Le Petit Minou et les forts de l’entrée du goulet

L’itinéraire de 32 km suit la V45 La Littorale et s’annonce exigeant : certaines côtes affichent des déclivités supérieures à 10 %. Le parcours longe la mer d’Iroise et passe par le phare du Petit Minou, souvent présenté comme le phare qui marque l’entrée du goulet. Plus loin, le fort de Bertheaume, ouvrage Vauban, renforce la dimension historique de la sortie, au-delà du seul décor maritime.

11 km de voies cyclables, 21 km de routes partagées : vigilance

Sur le papier, l’aménagement aide : il y a 11 km de voies cyclables et 21 km de routes partagées, avec un revêtement majoritairement lisse. L’accès reste simple : accès gratuit, et une location possible à Le Conquet peut faciliter un départ “à la carte”. En arrivant à la Pointe Saint-Mathieu, la scène change : le phare moderne répond aux ruines d’une abbaye millénaire. Le point d’attention est très concret : rester vigilant dans les cuvettes en virage sur routes partagées, car la visibilité peut y être réduite.

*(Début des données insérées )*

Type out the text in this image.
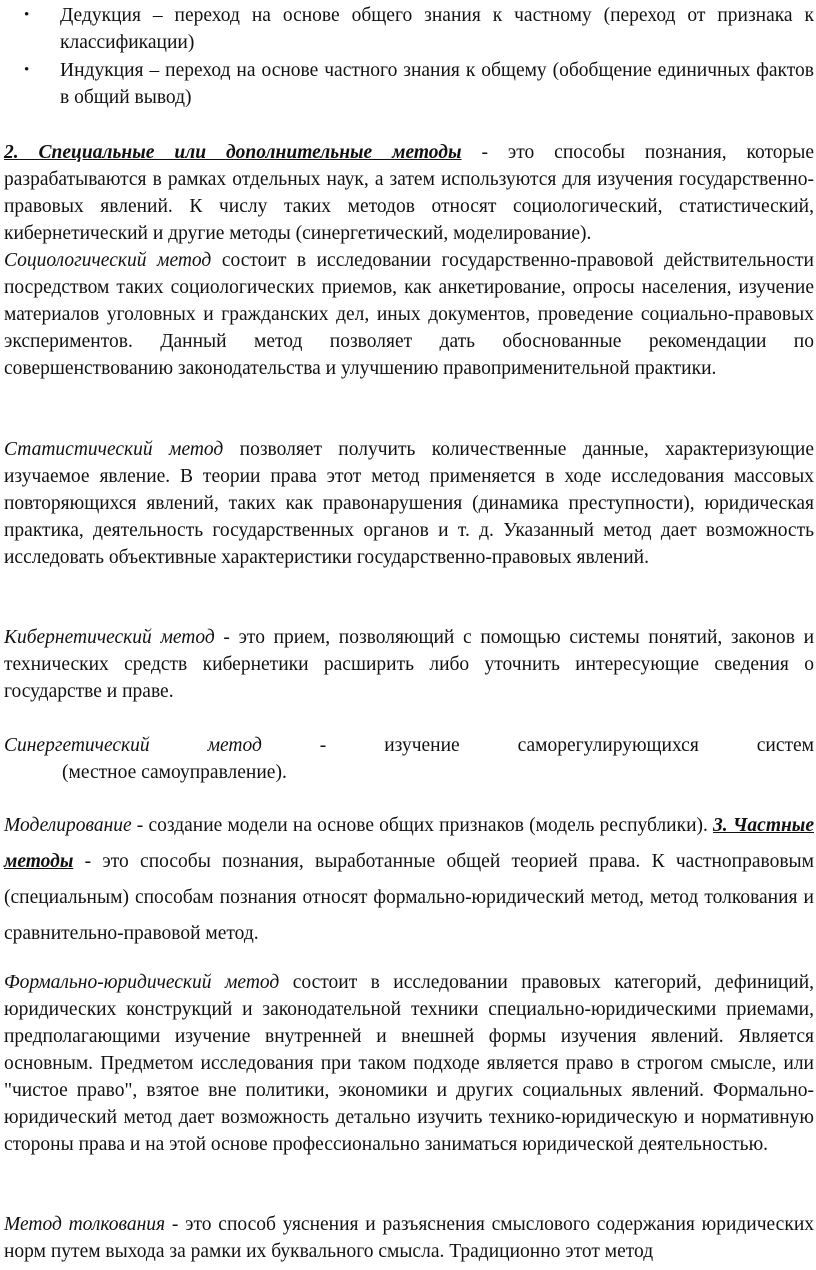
•	Дедукция – переход на основе общего знания к частному (переход от признака к классификации)

•	Индукция – переход на основе частного знания к общему (обобщение единичных фактов в общий вывод)

2. Специальные или дополнительные методы - это способы познания, которые разрабатываются в рамках отдельных наук, а затем используются для изучения государственно-правовых явлений. К числу таких методов относят социологический, статистический, кибернетический и другие методы (синергетический, моделирование).

Социологический метод состоит в исследовании государственно-правовой действительности посредством таких социологических приемов, как анкетирование, опросы населения, изучение материалов уголовных и гражданских дел, иных документов, проведение социально-правовых экспериментов. Данный метод позволяет дать обоснованные рекомендации по совершенствованию законодательства и улучшению правоприменительной практики.

Статистический метод позволяет получить количественные данные, характеризующие изучаемое явление. В теории права этот метод применяется в ходе исследования массовых повторяющихся явлений, таких как правонарушения (динамика преступности), юридическая практика, деятельность государственных органов и т. д. Указанный метод дает возможность исследовать объективные характеристики государственно-правовых явлений.

Кибернетический метод - это прием, позволяющий с помощью системы понятий, законов и технических средств кибернетики расширить либо уточнить интересующие сведения о государстве и праве.

Синергетический метод - изучение саморегулирующихся систем

(местное самоуправление).

Моделирование - создание модели на основе общих признаков (модель республики). 3. Частные методы - это способы познания, выработанные общей теорией права. К частноправовым (специальным) способам познания относят формально-юридический метод, метод толкования и сравнительно-правовой метод.

Формально-юридический метод состоит в исследовании правовых категорий, дефиниций, юридических конструкций и законодательной техники специально-юридическими приемами, предполагающими изучение внутренней и внешней формы изучения явлений. Является основным. Предметом исследования при таком подходе является право в строгом смысле, или "чистое право", взятое вне политики, экономики и других социальных явлений. Формально-юридический метод дает возможность детально изучить технико-юридическую и нормативную стороны права и на этой основе профессионально заниматься юридической деятельностью.

Метод толкования - это способ уяснения и разъяснения смыслового содержания юридических норм путем выхода за рамки их буквального смысла. Традиционно этот метод
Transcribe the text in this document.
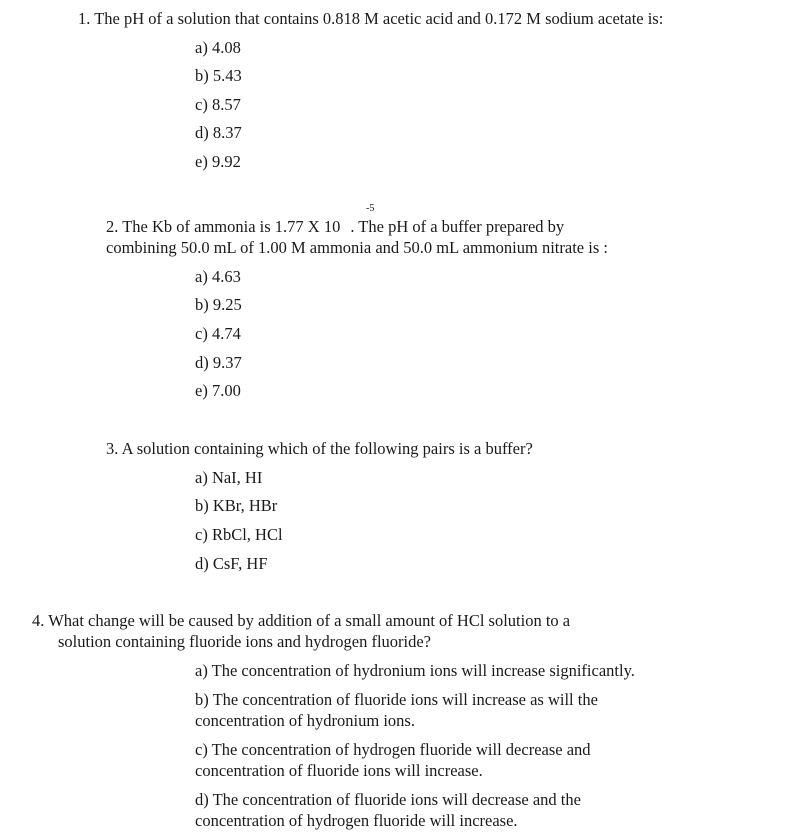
1. The pH of a solution that contains 0.818 M acetic acid and 0.172 M sodium acetate is:
a) 4.08
b) 5.43
c) 8.57
d) 8.37
e) 9.92
2. The Kb of ammonia is 1.77 X 10 . The pH of a buffer prepared by
-5
combining 50.0 mL of 1.00 M ammonia and 50.0 mL ammonium nitrate is :
a) 4.63
b) 9.25
c) 4.74
d) 9.37
e) 7.00
3. A solution containing which of the following pairs is a buffer?
a) NaI, HI
b) KBr, HBr
c) RbCl, HCl
d) CsF, HF
4. What change will be caused by addition of a small amount of HCl solution to a
solution containing fluoride ions and hydrogen fluoride?
a) The concentration of hydronium ions will increase significantly.
b) The concentration of fluoride ions will increase as will the
concentration of hydronium ions.
c) The concentration of hydrogen fluoride will decrease and
concentration of fluoride ions will increase.
d) The concentration of fluoride ions will decrease and the
concentration of hydrogen fluoride will increase.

Contrepoint : “Le vent suffit à ruiner la sortie ?” Non, mais il change la stratégie

Le vent brestois n’est pas un simple élément de décor : c’est un facteur de sécurité et de fatigue, surtout sur les ponts et les zones les plus exposées.

Comment gérer le risque météo

La préparation est double et reste basique : prévoir à la fois crème solaire et K-way. Le vent est l’adversaire principal du cycliste dans la région, plus encore sur les ponts comme le pont Albert Louppe ou le pont de Recouvrance. En pratique, cela implique d’adapter l’allure : moins chercher la vitesse et davantage la stabilité, pour éviter de multiplier les efforts lorsque la résistance augmente.

Casque, équipements et services pour partir serein

Sur l’équipement, un point revient : le cuissard est recommandé à cause du relief escarpé, avec de nombreuses “bosses”. Côté sécurité, le casque doit rester systématique sur les routes partagées, notamment autour de la pointe de Bretagne où certains virages manquent de visibilité. Pour l’organisation, la logistique compte : la gare de Brest propose de nombreux TER vers Landerneau et Morlaix acceptant les vélos. Les tracés s’appuient sur des réseaux locaux : Brest Terres Océanes et l’association BAPAV (Brest à Pied et à Vélo) fournissent des GPX à jour.


Une sortie à Brest se joue sur la précision : choisir un parcours cohérent avec le relief et l’exposition, puis s’appuyer sur les aménagements et les services. Avec la Penfeld, l’Élorn et la V45 La Littorale, le paysage est au rendez-vous, à condition de respecter la règle numéro un : rouler prêt pour le vent.